Per Jessen wrote:
John Summerfield wrote:
Not at all. Timezone and locale may be related, but one does not imply the other. My timezone is CET - what does that tell you about my locale? You probably don't speak any variety of Chinese, Urdu, Japanese or Hindi:-) Just that statement rules out languages spoken by over 1/3 of the people on planet Earth today.
Probably, you have a fair skin not dark, English isn't your first language, are (culturally) Christian not Shinto, use Euros not Pesos or Dongs and don't normally eat grubs or snakes.
So, in effect the timezone tells you very little about my locale - which includes things like number-format, thousands-separator, time-format, and currency-symbol.

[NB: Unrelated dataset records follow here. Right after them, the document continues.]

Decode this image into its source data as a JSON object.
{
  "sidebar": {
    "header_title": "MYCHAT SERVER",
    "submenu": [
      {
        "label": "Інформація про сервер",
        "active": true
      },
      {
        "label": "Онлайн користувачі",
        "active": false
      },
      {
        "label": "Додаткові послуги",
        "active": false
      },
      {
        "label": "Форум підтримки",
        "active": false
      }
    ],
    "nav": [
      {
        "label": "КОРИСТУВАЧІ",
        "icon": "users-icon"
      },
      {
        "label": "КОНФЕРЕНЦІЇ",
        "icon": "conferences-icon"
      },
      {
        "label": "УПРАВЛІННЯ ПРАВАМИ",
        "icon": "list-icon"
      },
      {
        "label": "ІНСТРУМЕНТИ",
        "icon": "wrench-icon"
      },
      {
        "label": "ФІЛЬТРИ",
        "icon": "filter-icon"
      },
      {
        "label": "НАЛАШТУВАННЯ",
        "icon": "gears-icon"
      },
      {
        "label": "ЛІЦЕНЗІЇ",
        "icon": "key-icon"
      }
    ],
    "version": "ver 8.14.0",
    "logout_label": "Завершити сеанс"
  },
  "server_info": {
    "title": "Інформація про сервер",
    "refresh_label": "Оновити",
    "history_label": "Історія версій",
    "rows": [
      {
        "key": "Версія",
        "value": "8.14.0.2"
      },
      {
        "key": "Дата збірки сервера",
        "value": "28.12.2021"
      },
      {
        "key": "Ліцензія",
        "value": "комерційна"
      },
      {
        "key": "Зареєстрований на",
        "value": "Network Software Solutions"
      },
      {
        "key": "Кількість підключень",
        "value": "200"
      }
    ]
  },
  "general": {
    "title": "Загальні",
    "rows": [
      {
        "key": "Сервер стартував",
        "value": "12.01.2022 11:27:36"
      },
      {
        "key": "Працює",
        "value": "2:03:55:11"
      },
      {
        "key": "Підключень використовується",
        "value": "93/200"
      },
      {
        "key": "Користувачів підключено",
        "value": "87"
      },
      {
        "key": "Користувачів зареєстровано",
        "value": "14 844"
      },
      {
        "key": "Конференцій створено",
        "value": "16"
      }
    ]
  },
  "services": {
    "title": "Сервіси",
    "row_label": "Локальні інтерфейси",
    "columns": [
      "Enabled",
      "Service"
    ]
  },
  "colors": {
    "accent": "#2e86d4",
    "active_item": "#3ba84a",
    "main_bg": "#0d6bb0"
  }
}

Well, it doesn't define your curency symbol, but there are vanishly few choices:- Look at what it _does_ say: those choices should be the ones offered by Yast (along with other) when configuring locale. Of course, timezone doesn't tell everything, but it tells a lot, just as currency does: if you normally use Francs, you're not part of the EU, your date format is not mm/dd/yy Oh, your timezone also suggests that the local a few km (you don't use miles) up the road are likely to speak with quite a different accent: if you know that my WST applies to Australia/Perth, you on't be surprised to hear that my wife and I, from opposite sides of our country, speak with the same accent:-) Accent might be an element of locale not used atm, but when speach syntheses gets going, you really do not want to use an American accent for Australians!
Your choice of language (for installation) and keyboard would go far to informing one better about you.
Probably not - I usually use English for installation, and I use a US-english keyboard for the moment. But we're digressing.
Consider the general case, not you specically: "Per" suggests to me you're from Scandinavia, maybe Denmark, but "John" (with variations such as Juan, Ivan) is used all over the world, and people often adopt the local variant when they move to another country. Applying some logic, some consistency check, would have made the choice of UK currency and an Australian timezone relatively difficult: while I can imagine someone migh want our timezone coupled (by default, maintaining some accounts in a foreign currency is different) with a foreign currency, I can't explain _why_ they'd want to.